Social media are really unusual in human history when it comes to social groups—they’re more like your city hall or national political conversation than they are like your club, church, nuclear family, or group of friends. They’re huge forums where everyone comes together, not small places where people with common interests have conversations.

Human societies have long had separate public and private spaces. (Here I use “public” to include the 150 to 290 person groups I mentioned earlier. When I say small or private groups, I mean small—less than a dozen people.) Sometimes “privacy” has been the difference between families and everyone else. Sometimes private spaces have been gendered, with women and men hanging out separately, or queer folks finding their own protective spaces to speak honestly with each other. Or they’ve been conversations only with friends of our own age.

Small-group conversations don’t have the same purpose in our lives as broadcasting information, or even reading the news or watching TV. They’re for soothing hurts, recognizing personal successes, assuaging doubts.

The huge forums of social media are often uncomfortable because we haven’t all agreed on what their purpose is.
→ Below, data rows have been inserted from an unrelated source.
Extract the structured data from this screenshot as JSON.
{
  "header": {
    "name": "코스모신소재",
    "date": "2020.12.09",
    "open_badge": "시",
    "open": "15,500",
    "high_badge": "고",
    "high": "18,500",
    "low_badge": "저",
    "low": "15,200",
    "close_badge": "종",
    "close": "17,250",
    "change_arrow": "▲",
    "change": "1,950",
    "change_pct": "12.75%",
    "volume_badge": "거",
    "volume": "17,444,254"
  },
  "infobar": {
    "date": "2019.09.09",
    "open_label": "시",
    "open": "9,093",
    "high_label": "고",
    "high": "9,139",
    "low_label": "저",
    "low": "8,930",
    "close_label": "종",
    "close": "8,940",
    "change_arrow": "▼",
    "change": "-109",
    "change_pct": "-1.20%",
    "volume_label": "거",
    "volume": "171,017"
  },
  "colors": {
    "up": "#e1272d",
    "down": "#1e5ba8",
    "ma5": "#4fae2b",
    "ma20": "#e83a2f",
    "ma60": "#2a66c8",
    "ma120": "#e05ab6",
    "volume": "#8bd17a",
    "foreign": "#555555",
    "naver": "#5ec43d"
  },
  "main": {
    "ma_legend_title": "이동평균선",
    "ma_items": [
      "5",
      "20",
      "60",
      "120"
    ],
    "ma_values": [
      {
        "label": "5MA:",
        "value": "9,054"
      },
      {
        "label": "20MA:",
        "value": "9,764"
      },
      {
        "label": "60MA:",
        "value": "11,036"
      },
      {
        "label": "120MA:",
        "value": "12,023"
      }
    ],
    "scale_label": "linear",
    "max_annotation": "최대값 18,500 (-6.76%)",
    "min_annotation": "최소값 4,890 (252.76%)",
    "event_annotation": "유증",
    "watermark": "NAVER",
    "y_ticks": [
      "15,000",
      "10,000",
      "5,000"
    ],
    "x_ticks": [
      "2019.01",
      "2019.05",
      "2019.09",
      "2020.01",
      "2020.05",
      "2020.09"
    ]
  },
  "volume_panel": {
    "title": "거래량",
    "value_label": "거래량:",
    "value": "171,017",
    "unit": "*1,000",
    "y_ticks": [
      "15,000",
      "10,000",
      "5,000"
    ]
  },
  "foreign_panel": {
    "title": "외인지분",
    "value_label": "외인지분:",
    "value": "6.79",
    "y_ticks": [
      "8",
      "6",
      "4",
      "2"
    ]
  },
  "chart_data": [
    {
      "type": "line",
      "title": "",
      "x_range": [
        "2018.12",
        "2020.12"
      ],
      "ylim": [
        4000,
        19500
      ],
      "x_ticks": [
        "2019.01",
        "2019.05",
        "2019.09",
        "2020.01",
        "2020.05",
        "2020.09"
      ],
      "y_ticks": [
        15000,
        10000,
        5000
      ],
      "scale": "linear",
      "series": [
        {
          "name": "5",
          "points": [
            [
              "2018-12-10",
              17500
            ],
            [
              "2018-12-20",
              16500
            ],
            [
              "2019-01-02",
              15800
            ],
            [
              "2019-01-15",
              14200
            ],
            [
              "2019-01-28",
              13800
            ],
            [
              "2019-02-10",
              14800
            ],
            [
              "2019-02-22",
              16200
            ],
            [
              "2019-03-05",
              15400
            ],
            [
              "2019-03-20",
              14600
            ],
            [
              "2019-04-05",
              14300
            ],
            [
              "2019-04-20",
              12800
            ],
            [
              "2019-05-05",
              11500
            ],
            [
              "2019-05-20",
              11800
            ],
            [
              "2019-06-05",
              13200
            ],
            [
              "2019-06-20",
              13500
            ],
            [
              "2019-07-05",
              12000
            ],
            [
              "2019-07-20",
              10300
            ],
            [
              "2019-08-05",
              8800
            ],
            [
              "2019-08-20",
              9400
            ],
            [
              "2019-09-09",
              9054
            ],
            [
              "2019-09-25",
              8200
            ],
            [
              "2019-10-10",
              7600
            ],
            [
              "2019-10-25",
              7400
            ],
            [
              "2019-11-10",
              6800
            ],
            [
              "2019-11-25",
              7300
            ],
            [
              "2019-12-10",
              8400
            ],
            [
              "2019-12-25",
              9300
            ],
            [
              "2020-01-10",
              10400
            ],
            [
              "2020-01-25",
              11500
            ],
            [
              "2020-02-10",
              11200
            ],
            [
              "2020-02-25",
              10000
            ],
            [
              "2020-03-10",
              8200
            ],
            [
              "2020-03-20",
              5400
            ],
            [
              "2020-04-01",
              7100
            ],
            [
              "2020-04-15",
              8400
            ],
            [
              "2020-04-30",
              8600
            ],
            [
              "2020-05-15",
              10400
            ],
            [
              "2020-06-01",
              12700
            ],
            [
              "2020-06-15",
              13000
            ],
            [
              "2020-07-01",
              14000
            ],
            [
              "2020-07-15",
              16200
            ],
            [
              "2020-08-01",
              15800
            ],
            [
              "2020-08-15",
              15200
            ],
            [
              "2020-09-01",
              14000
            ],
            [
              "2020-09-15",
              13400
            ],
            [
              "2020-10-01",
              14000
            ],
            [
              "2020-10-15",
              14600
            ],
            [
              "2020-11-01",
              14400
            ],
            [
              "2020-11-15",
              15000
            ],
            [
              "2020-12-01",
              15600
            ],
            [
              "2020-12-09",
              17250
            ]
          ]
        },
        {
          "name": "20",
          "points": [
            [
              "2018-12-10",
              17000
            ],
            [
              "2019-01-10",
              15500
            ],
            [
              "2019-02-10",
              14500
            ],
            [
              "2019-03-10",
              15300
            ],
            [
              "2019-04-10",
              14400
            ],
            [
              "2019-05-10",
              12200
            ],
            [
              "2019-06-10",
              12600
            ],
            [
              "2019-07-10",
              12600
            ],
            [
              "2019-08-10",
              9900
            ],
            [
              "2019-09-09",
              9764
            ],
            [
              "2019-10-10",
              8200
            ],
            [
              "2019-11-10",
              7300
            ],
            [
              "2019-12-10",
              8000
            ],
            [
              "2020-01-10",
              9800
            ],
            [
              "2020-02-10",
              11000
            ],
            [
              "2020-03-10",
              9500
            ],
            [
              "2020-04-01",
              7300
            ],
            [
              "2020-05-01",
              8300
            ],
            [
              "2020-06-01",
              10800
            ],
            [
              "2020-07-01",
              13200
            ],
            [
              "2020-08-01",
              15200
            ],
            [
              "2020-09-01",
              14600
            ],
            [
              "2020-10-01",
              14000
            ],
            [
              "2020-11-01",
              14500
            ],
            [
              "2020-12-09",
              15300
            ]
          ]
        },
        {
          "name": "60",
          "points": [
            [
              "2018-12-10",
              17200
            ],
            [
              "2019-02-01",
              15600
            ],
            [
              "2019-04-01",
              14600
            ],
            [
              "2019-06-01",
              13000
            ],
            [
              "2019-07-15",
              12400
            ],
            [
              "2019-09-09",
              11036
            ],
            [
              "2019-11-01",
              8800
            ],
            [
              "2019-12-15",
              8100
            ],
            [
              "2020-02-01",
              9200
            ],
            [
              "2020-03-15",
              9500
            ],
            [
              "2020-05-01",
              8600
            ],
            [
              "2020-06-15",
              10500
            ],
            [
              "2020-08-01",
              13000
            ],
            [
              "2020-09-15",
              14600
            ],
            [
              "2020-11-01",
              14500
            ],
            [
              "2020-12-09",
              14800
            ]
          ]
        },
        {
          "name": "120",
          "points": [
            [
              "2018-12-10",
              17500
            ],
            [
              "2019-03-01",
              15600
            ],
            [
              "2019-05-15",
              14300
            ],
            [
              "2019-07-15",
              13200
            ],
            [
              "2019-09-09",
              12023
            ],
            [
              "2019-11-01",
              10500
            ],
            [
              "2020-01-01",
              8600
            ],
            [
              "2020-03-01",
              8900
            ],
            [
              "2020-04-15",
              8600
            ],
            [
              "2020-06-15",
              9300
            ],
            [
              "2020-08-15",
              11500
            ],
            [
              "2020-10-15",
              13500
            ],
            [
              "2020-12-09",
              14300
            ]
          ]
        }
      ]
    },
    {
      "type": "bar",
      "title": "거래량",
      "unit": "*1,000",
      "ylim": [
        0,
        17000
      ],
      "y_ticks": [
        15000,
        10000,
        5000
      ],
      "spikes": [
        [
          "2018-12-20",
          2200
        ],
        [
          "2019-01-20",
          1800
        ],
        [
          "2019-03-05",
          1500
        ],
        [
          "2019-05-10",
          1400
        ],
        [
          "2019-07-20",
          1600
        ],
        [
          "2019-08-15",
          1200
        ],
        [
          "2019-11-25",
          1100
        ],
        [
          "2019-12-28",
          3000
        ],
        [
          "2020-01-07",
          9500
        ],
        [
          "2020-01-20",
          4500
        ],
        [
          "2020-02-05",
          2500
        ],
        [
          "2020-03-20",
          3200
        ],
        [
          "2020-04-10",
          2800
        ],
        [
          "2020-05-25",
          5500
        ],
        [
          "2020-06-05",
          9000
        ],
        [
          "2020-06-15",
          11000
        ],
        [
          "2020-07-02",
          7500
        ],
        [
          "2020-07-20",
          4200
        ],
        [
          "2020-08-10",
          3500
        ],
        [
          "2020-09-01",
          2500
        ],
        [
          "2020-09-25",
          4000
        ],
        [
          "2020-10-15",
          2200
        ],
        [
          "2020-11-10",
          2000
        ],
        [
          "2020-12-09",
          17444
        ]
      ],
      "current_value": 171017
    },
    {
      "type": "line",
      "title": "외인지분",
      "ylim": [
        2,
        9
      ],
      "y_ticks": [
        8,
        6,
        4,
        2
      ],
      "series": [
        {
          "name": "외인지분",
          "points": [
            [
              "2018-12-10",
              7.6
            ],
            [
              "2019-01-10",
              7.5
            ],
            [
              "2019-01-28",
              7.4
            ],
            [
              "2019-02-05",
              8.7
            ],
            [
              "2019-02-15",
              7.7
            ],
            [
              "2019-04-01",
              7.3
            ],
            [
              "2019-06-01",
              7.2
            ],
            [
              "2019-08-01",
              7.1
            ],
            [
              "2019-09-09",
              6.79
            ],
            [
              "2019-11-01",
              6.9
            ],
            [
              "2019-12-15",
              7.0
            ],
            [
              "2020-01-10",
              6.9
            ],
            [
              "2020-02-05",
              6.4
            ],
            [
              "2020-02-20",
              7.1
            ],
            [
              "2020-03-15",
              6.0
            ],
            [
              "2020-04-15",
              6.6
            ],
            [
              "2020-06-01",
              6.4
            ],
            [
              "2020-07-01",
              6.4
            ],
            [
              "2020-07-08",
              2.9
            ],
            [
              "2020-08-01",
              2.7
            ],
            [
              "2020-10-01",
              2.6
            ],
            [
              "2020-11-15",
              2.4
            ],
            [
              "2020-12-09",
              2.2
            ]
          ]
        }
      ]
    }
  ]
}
Scholars have called the lumping-together of everyone we know “context collapse,” meaning that the usual separate contexts we do things in (attend religious services, flirt with strangers, care for kids) are suddenly all mixed together. Awkwardly.

It’s important for us all to ask: Are technologies allowing us to speak to different groups of people we know separately, and speak to them in different ways?

One problem with broadcasting on social media is that the careful choices we usually make when speaking publicly can trample all over our need for private spaces with specific purposes. I’ll give you some examples of how this could play out.

We may go one of a couple ways when we broadcast and are at risk of offending people. The first way is the cringeworthy route. We all know people who just go the no-filters route and say whatever’s on their mind, no matter where they are or who’s around. In some cases, we might admire such people for saying what’s on EVERYONE’S mind—but we don’t always want to be them, because sometimes their mouths get them into trouble.

Or we may take the self-censoring route—the one that TV and radio have traditionally had to take—in broadcasting to a mass audience. And that’s where this gets problematic. Because social media put us out in public, we may not speak up when we’re struggling, worried that our next job or a college recruiter might see and limit our options in life. We may suppress new aspects of our lives we are exploring, like our sexuality or spirituality, which could benefit from talking to supportive others, because we are worried about the response from our church or family. Self-censorship hurts our capacity to grow and heal.